シトリックス・システムズ・ジャパンは、シンクライアントを実現するソフトの新製品群「Citrix MetaFrame Access Suite」を5月13日から順次出荷する。アクセス制限やシングル・サインオンに特化したソフトを新たに加えた。

 「ユーザー企業はIT予算をなかなか増やせないでいる。その一方で、ユーザー部門からは、MetaFrameサーバーで管理するアプリケーションを社内外からアクセスしたいというニーズが高まっている。そこで、セキュリティを保ったうえで、どこからでもMetaFrame上のアプリケーションを利用できるようなアクセス・インフラを実現するために、新しい製品群を投入した」と、シトリックス・システムズ・ジャパンの田中正利代表取締役社長は説明する。

 MetaFrame Access Suiteは、四つの製品で構成する。従来のシンクライアントを実現するためのソフト「MetaFrame Presentation Server 3.0」、MetaFrameを使った通信の暗号化やユーザー認証、アクセス制御といったセキュリティを確保するための「MetaFrame Secure Access Manager 2.1」、シングル・サインオン用ソフト「MetaFrame Password Manager 2.5」、同一のアプリケーション画面を複数ユーザーで見たり、ファイルなどを複数ユーザーで共有するソフト「MetaFrame Conferencing Manager 3.0」である。

 Secure Access Managerは、サーバーとクライアント間の通信をSSL-VPNを使って暗号化する機能を強化した。従来は、MetaFrame独自のプロトコルである「ICA」だけを暗号化できたが、新たにHTTPも暗号化できるようにした。また、MetaFrameサーバーで管理する複数のアプリケーションを、ユーザーごとに用意するポータルWebページにまとめて表示する機能を追加した。

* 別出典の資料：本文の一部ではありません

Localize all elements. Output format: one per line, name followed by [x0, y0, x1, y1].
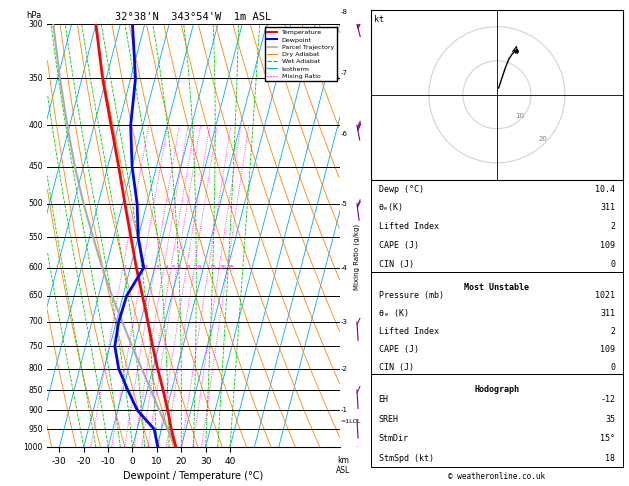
Text: PW (cm): PW (cm): [379, 133, 414, 142]
Text: 10.4: 10.4: [595, 185, 615, 193]
Text: StmSpd (kt): StmSpd (kt): [379, 454, 433, 463]
Bar: [371, 374, 623, 467]
Text: 1000: 1000: [23, 443, 43, 451]
Text: 109: 109: [600, 241, 615, 250]
Text: 400: 400: [28, 121, 43, 130]
Text: 1.57: 1.57: [595, 133, 615, 142]
Text: Mixing Ratio (g/kg): Mixing Ratio (g/kg): [354, 224, 360, 290]
Text: =1LCL: =1LCL: [340, 419, 361, 424]
Text: 29.04.2024  00GMT  (Base: 12): 29.04.2024 00GMT (Base: 12): [419, 12, 575, 21]
Bar: [371, 146, 623, 272]
Text: 600: 600: [28, 263, 43, 272]
Text: -1: -1: [340, 407, 347, 413]
Text: 20: 20: [220, 265, 226, 270]
Text: 17.8: 17.8: [595, 166, 615, 175]
Text: Surface: Surface: [479, 156, 515, 166]
Text: Totals Totals: Totals Totals: [379, 112, 443, 121]
Bar: [371, 83, 623, 146]
Text: -8: -8: [340, 9, 347, 16]
Text: SREH: SREH: [379, 415, 399, 423]
Text: 500: 500: [28, 199, 43, 208]
Text: θₑ (K): θₑ (K): [379, 309, 409, 318]
Text: 10: 10: [195, 265, 202, 270]
Text: θₑ(K): θₑ(K): [379, 204, 404, 212]
Text: 8: 8: [187, 265, 191, 270]
Text: StmDir: StmDir: [379, 434, 409, 443]
Text: Most Unstable: Most Unstable: [464, 283, 530, 292]
Text: K: K: [379, 91, 384, 100]
Text: Hodograph: Hodograph: [474, 385, 520, 394]
Text: 850: 850: [28, 385, 43, 395]
Text: © weatheronline.co.uk: © weatheronline.co.uk: [448, 472, 545, 481]
Text: CAPE (J): CAPE (J): [379, 345, 419, 354]
Text: 450: 450: [28, 162, 43, 171]
Text: 650: 650: [28, 291, 43, 300]
Text: 311: 311: [600, 204, 615, 212]
Text: 311: 311: [600, 309, 615, 318]
Text: 15°: 15°: [600, 434, 615, 443]
Text: hPa: hPa: [26, 11, 42, 20]
Text: 550: 550: [28, 233, 43, 242]
X-axis label: Dewpoint / Temperature (°C): Dewpoint / Temperature (°C): [123, 471, 264, 482]
Text: 1: 1: [123, 265, 127, 270]
Text: 46: 46: [605, 112, 615, 121]
Text: Dewp (°C): Dewp (°C): [379, 185, 424, 193]
Text: 900: 900: [28, 406, 43, 415]
Bar: [371, 272, 623, 374]
Text: Lifted Index: Lifted Index: [379, 327, 438, 336]
Text: 20: 20: [539, 136, 548, 142]
Text: -4: -4: [340, 265, 347, 271]
Text: -3: -3: [340, 319, 347, 325]
Text: CIN (J): CIN (J): [379, 260, 414, 269]
Text: 0: 0: [610, 363, 615, 372]
Text: 2: 2: [610, 223, 615, 231]
Text: 10: 10: [516, 113, 525, 119]
Text: EH: EH: [379, 395, 389, 404]
Title: 32°38'N  343°54'W  1m ASL: 32°38'N 343°54'W 1m ASL: [115, 12, 272, 22]
Text: 2: 2: [610, 327, 615, 336]
Text: 350: 350: [28, 74, 43, 83]
Text: -6: -6: [340, 131, 347, 137]
Text: 109: 109: [600, 345, 615, 354]
Text: -12: -12: [600, 395, 615, 404]
Text: 15: 15: [209, 265, 216, 270]
Text: 6: 6: [177, 265, 181, 270]
Legend: Temperature, Dewpoint, Parcel Trajectory, Dry Adiabat, Wet Adiabat, Isotherm, Mi: Temperature, Dewpoint, Parcel Trajectory…: [265, 27, 337, 81]
Text: 2: 2: [143, 265, 147, 270]
Text: -2: -2: [340, 366, 347, 372]
Text: 3: 3: [155, 265, 159, 270]
Text: 18: 18: [605, 454, 615, 463]
Text: -5: -5: [340, 201, 347, 207]
Text: kt: kt: [374, 15, 384, 24]
Text: 35: 35: [605, 415, 615, 423]
Text: Pressure (mb): Pressure (mb): [379, 292, 443, 300]
Text: CIN (J): CIN (J): [379, 363, 414, 372]
Text: 950: 950: [28, 425, 43, 434]
Text: 300: 300: [28, 20, 43, 29]
Text: 25: 25: [228, 265, 235, 270]
Text: km: km: [337, 455, 349, 465]
Text: ASL: ASL: [336, 466, 350, 475]
Text: 0: 0: [610, 260, 615, 269]
Text: 11: 11: [605, 91, 615, 100]
Text: Temp (°C): Temp (°C): [379, 166, 424, 175]
Text: Lifted Index: Lifted Index: [379, 223, 438, 231]
Text: 4: 4: [164, 265, 168, 270]
Text: CAPE (J): CAPE (J): [379, 241, 419, 250]
Text: 750: 750: [28, 342, 43, 350]
Text: 700: 700: [28, 317, 43, 327]
Text: 800: 800: [28, 364, 43, 373]
Text: 1021: 1021: [595, 292, 615, 300]
Text: 5: 5: [172, 265, 175, 270]
Text: -7: -7: [340, 70, 347, 76]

 MetaFrameの要であるPresentation Serverも機能を強化した。新たに「SmoothRoaming」という機能を備えた。あるパソコンからMetaFrameサーバーに接続していたときの状況を、別のパソコンからMetaFrameサーバーにアクセスした際に再現できる機能である。「オフィスのパソコンで作業していた続きを、モバイル環境で再現できるといったように、ユーザーの利便性を向上できる機能だ」と、シトリックス・システムズ マーケティング本部の樋渡純一本部長は説明する。

 新製品の価格は、Presentation Serverが24万7000円から、Conferencing Managerが8万4150円から、Secure Access Managerが49万3000円から、Password Managerが30万2600円から。出荷日は、「Presentation Server」と「Conferencing Manager」が5月13日。「Secure Access Manager」と「Password Manager」は6月28日に出荷を予定している。

 シトリックス・システムズ・ジャパンは新製品群の投入を機に、今後1年でソフトウエア・ライセンス数を現行の20~30%増やすことを狙う。MetaFrameは国内で30万ライセンス以上の販売実績がある。